There are few things that are more important to a teenage girl than her hair.
Unless that teenager is 13-year-old Jenna Danielsen.
Danielsen, a Franklin Middle School student, recently took one of the most extreme actions she probably could to show support for her big sister, Ava, who is recovering from six rounds of chemotherapy and has lost all of her hair.
She saved her own head.
Jenna said the idea came to her a few weeks ago, when the family was on a vacation at Rocking Horse Ranch in Highland, N.Y.
“It occurred to me on a horseback ride trail,” she said. “I was pretty much alone with my thoughts in the woods on the trail, and I just realized that hair doesn’t mean that much until you’ve lost it.”
Ava Danielsen was diagnosed in August with non-Hodgkin’s Lymphoma, a type of cancer that attacks the body’s immune system, after seeing a doctor for what was originally thought to be pneumonia.
She was prescribed six rounds of chemotherapy, which ended on Dec. 1. But it was one day during the start of the treatment that the 16-year-old suddenly noticed that her hair was falling out.
She was preparing for class photos at Franklin High School, where she is a junior, she said, and trying to arrange her hair.
“It just started coming out,” Ava said. “I started crying, I told my mom I didn’t want to do this, and my sister was helping me with my makeup and it was running, and it was just terrible.”
But the pictures “came out amazingly,” she said.
And so did her hair.
“Once it started coming out, it didn’t stop,” she said. “I lasted about two or three days with it falling out and I couldn’t take it anymore, so I just shaved it off.”
A move that inspired her younger sister.
“I realized I could do just what she did, shave it all off and it would be OK,” Jenna said. “If she could do it, I could do it.”
Jenna made her move several days after the family returned from their vacation, when she was home alone.
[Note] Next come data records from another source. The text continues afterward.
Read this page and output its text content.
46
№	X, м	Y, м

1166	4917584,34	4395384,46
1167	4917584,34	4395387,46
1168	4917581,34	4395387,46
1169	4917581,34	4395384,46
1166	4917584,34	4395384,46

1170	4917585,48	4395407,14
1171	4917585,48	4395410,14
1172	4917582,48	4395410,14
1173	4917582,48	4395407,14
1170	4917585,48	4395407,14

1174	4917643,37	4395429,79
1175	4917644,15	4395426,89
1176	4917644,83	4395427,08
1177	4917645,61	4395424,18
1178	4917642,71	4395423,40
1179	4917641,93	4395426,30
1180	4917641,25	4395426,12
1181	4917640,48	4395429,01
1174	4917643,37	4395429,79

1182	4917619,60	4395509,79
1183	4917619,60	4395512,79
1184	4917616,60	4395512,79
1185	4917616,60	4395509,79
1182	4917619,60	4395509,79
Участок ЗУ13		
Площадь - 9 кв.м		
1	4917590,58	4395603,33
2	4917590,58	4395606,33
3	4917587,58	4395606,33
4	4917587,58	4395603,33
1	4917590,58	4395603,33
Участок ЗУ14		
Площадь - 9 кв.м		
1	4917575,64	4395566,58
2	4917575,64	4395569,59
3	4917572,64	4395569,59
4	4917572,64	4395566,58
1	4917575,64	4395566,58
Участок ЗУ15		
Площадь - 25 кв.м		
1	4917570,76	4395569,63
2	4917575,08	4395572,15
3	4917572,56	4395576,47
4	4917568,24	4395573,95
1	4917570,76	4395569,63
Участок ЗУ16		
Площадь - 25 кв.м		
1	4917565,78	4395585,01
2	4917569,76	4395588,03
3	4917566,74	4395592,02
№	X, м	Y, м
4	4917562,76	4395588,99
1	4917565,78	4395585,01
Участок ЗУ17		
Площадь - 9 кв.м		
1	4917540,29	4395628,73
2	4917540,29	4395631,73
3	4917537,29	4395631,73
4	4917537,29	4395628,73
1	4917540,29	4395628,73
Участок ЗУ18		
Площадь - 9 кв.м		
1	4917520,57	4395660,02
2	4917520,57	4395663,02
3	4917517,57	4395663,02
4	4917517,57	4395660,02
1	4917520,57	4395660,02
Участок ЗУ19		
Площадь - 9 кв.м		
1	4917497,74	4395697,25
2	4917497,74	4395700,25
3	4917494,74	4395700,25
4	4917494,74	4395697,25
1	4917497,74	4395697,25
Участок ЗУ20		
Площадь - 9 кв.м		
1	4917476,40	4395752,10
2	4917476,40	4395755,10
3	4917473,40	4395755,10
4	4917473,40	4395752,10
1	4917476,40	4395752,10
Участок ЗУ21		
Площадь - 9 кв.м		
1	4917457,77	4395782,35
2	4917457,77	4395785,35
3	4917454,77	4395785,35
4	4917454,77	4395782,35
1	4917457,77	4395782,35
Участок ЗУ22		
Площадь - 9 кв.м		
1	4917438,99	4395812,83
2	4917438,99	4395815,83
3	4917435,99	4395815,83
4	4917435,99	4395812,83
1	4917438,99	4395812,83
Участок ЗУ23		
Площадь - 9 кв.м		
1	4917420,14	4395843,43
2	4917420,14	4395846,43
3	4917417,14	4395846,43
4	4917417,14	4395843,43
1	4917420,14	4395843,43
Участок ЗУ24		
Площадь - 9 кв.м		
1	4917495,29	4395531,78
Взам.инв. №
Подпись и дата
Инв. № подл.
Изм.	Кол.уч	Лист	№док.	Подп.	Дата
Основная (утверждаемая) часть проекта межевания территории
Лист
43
“I didn’t tell them I was going to do it,” she said.
Ava said she was the first one to come home that evening, and found her sister lying on the couch wearing her wig.
Jenna told Ava that the wig was stuck on her head, and she needed help removing it.
“So I helped her take the wig off, and as I got a little bit into it, I saw part of her head and I saw there was no hair there,” Ava said. “I was freaking out, ‘you don’t have any hair there!'”
“Then I realized that she shaved her head,” Ava said. “I was like, Jenna! I was a mix of being shocked, proud, I just didn’t know what to think.”
“I was speechless for a good 20 minutes,” she said. “It was amazing. I’m so proud of her.”
The sister’s parents, Joe and Christine Danielsen, were out shopping while this was gong on.
“Jenna called me while we were in a store and told me what she did,” Christine Danielsen said. “We were in absolute shock. She had mentioned it to me in the past and I told her that she didn’t have to do that, there were other ways to support her sister and her sister wasn’t asking her to do that, but whatever it was she decided to do, it was her decision and I would support her. But I honestly didn’t think it was going to happen.”
(Joe Danielsen, a state Assemblyman representing the 17th District, has for the past nine years shaved his head for the St. Baldrick’s Foundation, an organization that raises money to fight childhood cancer. This year, Danielsen was the top individual fund raiser for the event sponsored by the North Plainfield Fire Department. Danielsen’s son, Joey, has also participated in the event in the past.)
Christine Danielsen said she told Jenna to send her a picture.
“I couldn’t wait till we got home to see this,” she said.
“I am so proud of her,” she said. “There are not many girls at 13, who are in middle school and who had very long hair, who would do this.”
Jenna said the reaction at school was positive.
“Everyone was really nice and supportive,” she said. “I had a lot of compliments, a lot of shocked faces. A lot of people told me I had a nice head.”
Ava is known to many staff and students at the middle school, Jenna said, so there were not many questions as to why she did it.
Jenna said she now wants to match her hair growth with her sister’s “so our hair can grow back together.”
Ava said Jenna also alleviated one of her worries about the early stages of her hair growing back, when it’s really short.
“Sometimes that looks weird,” she said. “So I was afraid to go through that, but I have to because I want my hair back, and now I have someone to go through it with me, it’s not just me. I like that.”
Ava said she’s been told that her hair should show itself sometime in January or February.
In the meantime, Ava said, she’s going as she is.
“I don’t want to wear the wig,” she said. “I want to rock what I have, so I don’t wear it.”